The most ideal way for firms to pursue corporate growth has long been of interest to executives, business consultants, and researchers alike. And, although no true consensus exists, the adoption of “real options” as a tool to stage a firm’s investments over time has proven to be successful.
Perhaps the best way to illustrate how real options function is by way of an example: Let us assume that company A is interested in acquiring company B, because the latter holds capabilities that would enhance company A’s competitive advantage. However, these capabilities are not yet fully developed and a few kinks must be sorted out before they are ready to be operational. Rather than buying company B straight away, company A may opt to enter into a joint venture with company B. At that time, company A could also obtain the right to buy out company B at a set price, once the uncertainty surrounding the investment is cleared. The advantages of this tactic are twofold: First, the initial investment is scaled down, which reduces exit costs if company B fails to deliver on its promises. Second, should company B succeed in its endeavors, company A will be able to buy it out at the agreed price with no residual risk.
This example demonstrates that real options are useful when there is uncertainty regarding the future of an investment. Under these circumstances, managers should seek preliminary cooperative agreements with targeted partners and then decide how to proceed – i.e., whether to abandon, stay the course, or double down – once more information becomes available to them.
One does not have to look far to observe the implementation of real options. For instance, Motorola has a business-unit, Motorola Mobility Ventures, dedicated to finding innovative companies with which to form strategic alliances. The target companies must operate in Telecommunications, Digital Media & Entertainment, or Information Technology (IT). Motorola Mobility Ventures typically acquires only about five percent of the companies in its VC portfolio. It nurtures them and helps them to fully develop their potential. These joint ventures are seen as an initial step toward a more intensive collaboration which allows either company to advance its knowledge while splitting the high costs inherent in the R&D process. After an “incubation period,” Motorola assesses whether to acquire the ally or to sell it. For example, Orthogon Systems was fully acquired by Motorola in 2006 and Cedar Point Communications was sold to Genband in 2011.

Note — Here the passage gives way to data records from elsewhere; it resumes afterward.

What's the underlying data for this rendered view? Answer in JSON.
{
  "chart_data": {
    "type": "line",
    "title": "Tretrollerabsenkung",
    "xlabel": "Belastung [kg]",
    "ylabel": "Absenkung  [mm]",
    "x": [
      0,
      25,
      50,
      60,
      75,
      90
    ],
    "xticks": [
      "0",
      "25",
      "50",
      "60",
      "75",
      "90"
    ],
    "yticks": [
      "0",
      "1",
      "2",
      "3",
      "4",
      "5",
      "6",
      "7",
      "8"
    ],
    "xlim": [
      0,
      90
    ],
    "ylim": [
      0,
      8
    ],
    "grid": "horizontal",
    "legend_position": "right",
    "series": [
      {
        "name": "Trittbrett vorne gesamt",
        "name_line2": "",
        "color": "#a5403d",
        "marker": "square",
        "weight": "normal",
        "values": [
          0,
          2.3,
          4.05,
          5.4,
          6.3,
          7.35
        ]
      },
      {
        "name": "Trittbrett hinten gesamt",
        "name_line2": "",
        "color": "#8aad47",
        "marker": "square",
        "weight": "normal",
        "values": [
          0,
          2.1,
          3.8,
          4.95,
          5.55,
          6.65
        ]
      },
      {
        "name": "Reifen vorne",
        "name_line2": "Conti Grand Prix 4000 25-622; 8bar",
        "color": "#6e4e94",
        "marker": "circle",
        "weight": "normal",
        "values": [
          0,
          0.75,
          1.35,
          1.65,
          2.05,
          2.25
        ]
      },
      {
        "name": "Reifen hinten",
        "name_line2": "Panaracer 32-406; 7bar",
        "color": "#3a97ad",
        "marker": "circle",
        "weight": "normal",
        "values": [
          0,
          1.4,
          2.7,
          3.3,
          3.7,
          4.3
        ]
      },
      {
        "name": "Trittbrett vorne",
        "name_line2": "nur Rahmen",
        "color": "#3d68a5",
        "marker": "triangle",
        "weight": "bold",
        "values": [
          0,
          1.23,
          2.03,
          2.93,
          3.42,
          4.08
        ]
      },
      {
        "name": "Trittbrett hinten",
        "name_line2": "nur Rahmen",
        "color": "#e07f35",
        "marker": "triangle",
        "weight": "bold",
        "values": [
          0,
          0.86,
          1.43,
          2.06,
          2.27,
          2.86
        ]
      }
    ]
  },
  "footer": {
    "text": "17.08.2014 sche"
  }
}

As another example of the application of real options, resource-rich Russia has received investments from multinationals, since reforming its foreign direct investment policy, such as British Petroleum of the United Kingdom and Shell of the United States. However, although these companies hold the required knowledge and capital to operate independently in Russia, the extreme political risk of the country has caused them to prefer cooperative agreements with state-owned Roseneft and Gazprom over wholly-owned operations. In 2006, Shell was forced to hand over its controlling stake in a liquefied gas project to Gazprom and the agreement between BP and Rosfnet broke down. Therefore, while political forces ultimately pushed both BP and Shell out of Russia, the two companies were able to limit their losses by staging their investments in the country.
These examples highlight the distinct advantages of a real-option based approach to corporate investments. Yet, in a research project that is being developed through a collaboration between IE Business School in Madrid, Spain and the University of Texas at Dallas, in the United States, we study the use of staged investments à la real options as precursors to Mergers and Acquisitions (M&A). We examine a very large dataset of 24,440 global acquisitions in 140 countries during the 16 years between 1995 and 2010 and find that firms executed acquisitions through staged investments in only 1.2 percent of all deals. This suggests that acquirers rarely follow a real option approach before they go on to buy their targets. But then why such dismal numbers despite the stated benefits of real options?
To the extent that real options attempt to mimic the advantages of financial options, one should consider how appropriate the parallel between financial and real assets truly is. Our study uncovers a number of faults in this comparison. First, financial options depend upon an underlying security whose value can be easily tracked over time through equity markets. With real options this feature simply does not hold, as the sources of variance are manifold and far more difficult to track. Second, companies pursue M&A for the purpose of creating synergies that would be unavailable if buyers and sellers did not integrate. Thus the value of the target cannot be determined in isolation, as with financial options, but must be arrived at through the evaluations of the synergetic potential of the transaction. In turn, this point complicates the process of establishing an agreeable strike price for the real option embedded in a deal. Third, the flexibility to abandon a poor investment is often described as one of the most important advantages of real options. This flexibility rests on the assumption that the asset to be abandoned is highly liquid (as in the case of most financial options). However, real assets are seldom as liquid as financial ones. As a result, it may be much more difficult for a firm to abandon its initial investment at a fair price than it would be for financial option holders to liquidate their positions. Finally, when a firm chooses to enter into joint ventures as precursors to M&A, it may create a situation in which the incentives of the partner’s managers change in unexpected ways. For example, these managers may maximize the likelihood of their short-term gains and forgo decisions that could be in the long-term interest of their future acquirers. In turn, this behavior might artificially affect the value of the joint venture and cause acquirers to make additional investment decisions based on incomplete information.